In Under the Influence, Straight No Chaser has taken on a whole new project. Not just an a cappella album, but one peppered with guest solos from some of the biggest names in modern music—legends the likes of Elton John, Phil Collins, Stevie Wonder, and Dolly Parton, alongside big names like Sara Bareilles, Rob Thomas, Jason Mraz, and Seal. The resulting album may very well be the most commercially viable a cappella album of all time, and certainly a CD that’s easy on the ears. That said, given the talent involved in recording this album, it’s only natural to raise the question, is this one of the greatest a cappella albums ever recorded? Unfortunately, it’s on that particular front that I feel the album falls short of what some listeners might hope for.

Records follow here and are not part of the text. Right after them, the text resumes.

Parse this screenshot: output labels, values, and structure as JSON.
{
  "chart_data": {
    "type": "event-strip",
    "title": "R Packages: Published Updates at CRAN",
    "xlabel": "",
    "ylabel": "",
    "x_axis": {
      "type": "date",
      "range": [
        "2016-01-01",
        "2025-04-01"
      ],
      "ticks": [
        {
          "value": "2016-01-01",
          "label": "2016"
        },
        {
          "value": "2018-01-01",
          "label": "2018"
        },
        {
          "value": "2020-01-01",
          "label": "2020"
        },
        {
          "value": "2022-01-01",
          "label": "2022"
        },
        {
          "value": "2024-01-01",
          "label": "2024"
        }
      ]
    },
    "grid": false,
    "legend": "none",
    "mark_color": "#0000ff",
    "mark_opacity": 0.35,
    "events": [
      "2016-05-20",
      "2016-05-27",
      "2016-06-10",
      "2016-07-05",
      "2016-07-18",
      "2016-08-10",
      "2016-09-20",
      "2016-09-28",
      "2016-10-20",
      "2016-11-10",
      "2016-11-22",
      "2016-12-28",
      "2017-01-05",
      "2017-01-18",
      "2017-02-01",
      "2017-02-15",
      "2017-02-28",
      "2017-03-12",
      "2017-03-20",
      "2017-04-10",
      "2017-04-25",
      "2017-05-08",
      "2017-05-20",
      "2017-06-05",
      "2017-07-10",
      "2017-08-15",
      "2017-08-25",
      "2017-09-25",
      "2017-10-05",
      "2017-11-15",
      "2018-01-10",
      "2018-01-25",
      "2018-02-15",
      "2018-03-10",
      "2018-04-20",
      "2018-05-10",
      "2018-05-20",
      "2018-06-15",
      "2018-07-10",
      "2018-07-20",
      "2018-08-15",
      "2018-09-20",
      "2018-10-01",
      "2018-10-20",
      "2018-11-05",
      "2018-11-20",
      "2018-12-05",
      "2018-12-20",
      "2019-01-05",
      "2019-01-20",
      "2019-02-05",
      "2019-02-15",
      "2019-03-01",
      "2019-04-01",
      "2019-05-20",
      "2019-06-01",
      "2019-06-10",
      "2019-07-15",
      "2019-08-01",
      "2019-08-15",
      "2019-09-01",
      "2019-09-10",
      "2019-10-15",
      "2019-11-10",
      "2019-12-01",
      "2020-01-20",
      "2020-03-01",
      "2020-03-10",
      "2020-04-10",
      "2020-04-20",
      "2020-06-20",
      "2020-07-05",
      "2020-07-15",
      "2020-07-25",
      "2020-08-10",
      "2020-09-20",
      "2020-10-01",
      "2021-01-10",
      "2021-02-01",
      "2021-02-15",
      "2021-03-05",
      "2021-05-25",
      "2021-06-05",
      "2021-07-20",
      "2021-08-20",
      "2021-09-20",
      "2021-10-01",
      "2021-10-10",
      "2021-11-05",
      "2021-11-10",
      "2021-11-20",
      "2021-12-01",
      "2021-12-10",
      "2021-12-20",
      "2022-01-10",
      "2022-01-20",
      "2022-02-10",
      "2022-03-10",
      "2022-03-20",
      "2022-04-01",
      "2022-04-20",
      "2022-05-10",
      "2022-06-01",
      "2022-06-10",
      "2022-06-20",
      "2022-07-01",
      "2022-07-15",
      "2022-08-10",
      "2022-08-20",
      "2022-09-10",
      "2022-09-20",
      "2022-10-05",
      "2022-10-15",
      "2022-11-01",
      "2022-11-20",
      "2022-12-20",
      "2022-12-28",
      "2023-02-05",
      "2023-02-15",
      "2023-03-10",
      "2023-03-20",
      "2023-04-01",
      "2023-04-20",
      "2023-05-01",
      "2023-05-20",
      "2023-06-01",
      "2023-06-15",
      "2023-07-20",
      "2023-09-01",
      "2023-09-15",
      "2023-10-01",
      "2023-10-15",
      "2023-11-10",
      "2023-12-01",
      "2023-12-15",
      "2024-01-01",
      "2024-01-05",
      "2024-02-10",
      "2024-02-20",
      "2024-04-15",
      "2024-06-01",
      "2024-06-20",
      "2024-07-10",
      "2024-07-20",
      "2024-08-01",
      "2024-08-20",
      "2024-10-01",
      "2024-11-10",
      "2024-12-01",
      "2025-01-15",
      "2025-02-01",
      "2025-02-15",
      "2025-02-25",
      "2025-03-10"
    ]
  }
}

The album gets off to a hot start with Straight No Chaser covering The Jackson Five’s “I Want You Back,” featuring Sara Bareilles on the solo. Many groups have covered this song, including Sonos’s reimagining of the piece that earned them accolades galore in the a cappella community, but a lukewarm reaction on The Sing-Off. SNC’s approach is more direct than that, and Bareilles is a near-perfect choice for her role. You’re going to be hard pressed to find a male lead who can touch the original MJ vocals on this number, but Bareilles’ timbre is just distinct enough to lightly reinvent the song without bucking tradition, besides the fact that she has enough a cappella cred to have hardcore fans of the genre eating out of her hand from the first verse.
Unfortunately, Bareilles’s performance is an exception rather than the rule when it comes to creative surprises on this album. Most of the leads are simply singing straight forward takes on their most recognizable songs with a cappella backing rather than their usual instrumentation. Don’t get me wrong:
A) I recognize it’s phenomenal accomplishment for SNC and the a cappella genre to have music stars of this caliber recording on this album and
B) When it comes to a cappella groups replacing instruments, there are few groups in the world that can touch SNC.
All of that said, I wish we had more surprises or riffs off originals like Bareilles subbing in for Michael Jackson, as opposed to relatively obvious takes like Seal singing “Kiss From A Rose.” I realize that this probably had a lot to do with creative input from the guest artists, rather than SNC, since not everyone is as malleable Bareilles. Nonetheless, the creative output left me feeling a little flat.
Most of the songs without guest solos didn’t break much ground for me, eith: a mash up of Fun. songs that, as well executed as it was, didn’t seem to add much new to the plethora of mashups of this ilk that flooded the scholastic a cappella scene over the last year; a polished cover of “Rolling in the Deep” that similarly echoed what so many other groups are doing today; capped with a posh take on “Hallellujah," built on the foundation of a fantastic arrangement by Take 6's Mark Kibble, but that nonetheless didn't feel like it captured all of the ache at the core of the song.
The album does have some truly sublime spots. I particularly enjoyed “Against All Odds” in which the repeated, haunting echo of “you are the only one” from the background sells the desperation of the song. I dug the fake out intro “Don’t Let The Sun Go Down On Me” with the group starting en medias res before Elton John keys in with his signature vocals. Stevie Wonder’s little Easter egg of a “hell yeah” on the finish to “Signed, Sealed, Delivered (I’m Yours)” communicated a bit of the genuine joy and enthusiasm that went into recording this album. All good things.
Back to the placement of this album among the all-time greats of the a cappella canon. If you’re looking for an album to sway someone who professes he doesn’t like a cappella, or who listens to the genre casually at best, this is a near-perfect album to draw in such a listener. It’s a lot of fun to hear major names in contemporary music do their thing alongside one of the top a cappella groups singing today, the production is perfectly clean, and the full track listing is made up of easily recognizable, sing-along hits.
For all of these merits, when I listen to an a cappella album, I hope to hear surprises. New song discoveries. An original. Creative reinventions and new techniques. To make a comparison to modern cinema, I’d label this album something like The Hangover--very much entertaining and even memorable, but not the sort of masterwork that makes a profound artistic statement, or threatens to change the way we look at the world. If you’re a fan of SNC (which I am), or a big fan of any of this album’s guest stars, you will probably get your money’s worth buying this CD. Just don’t expect many surprises after track one.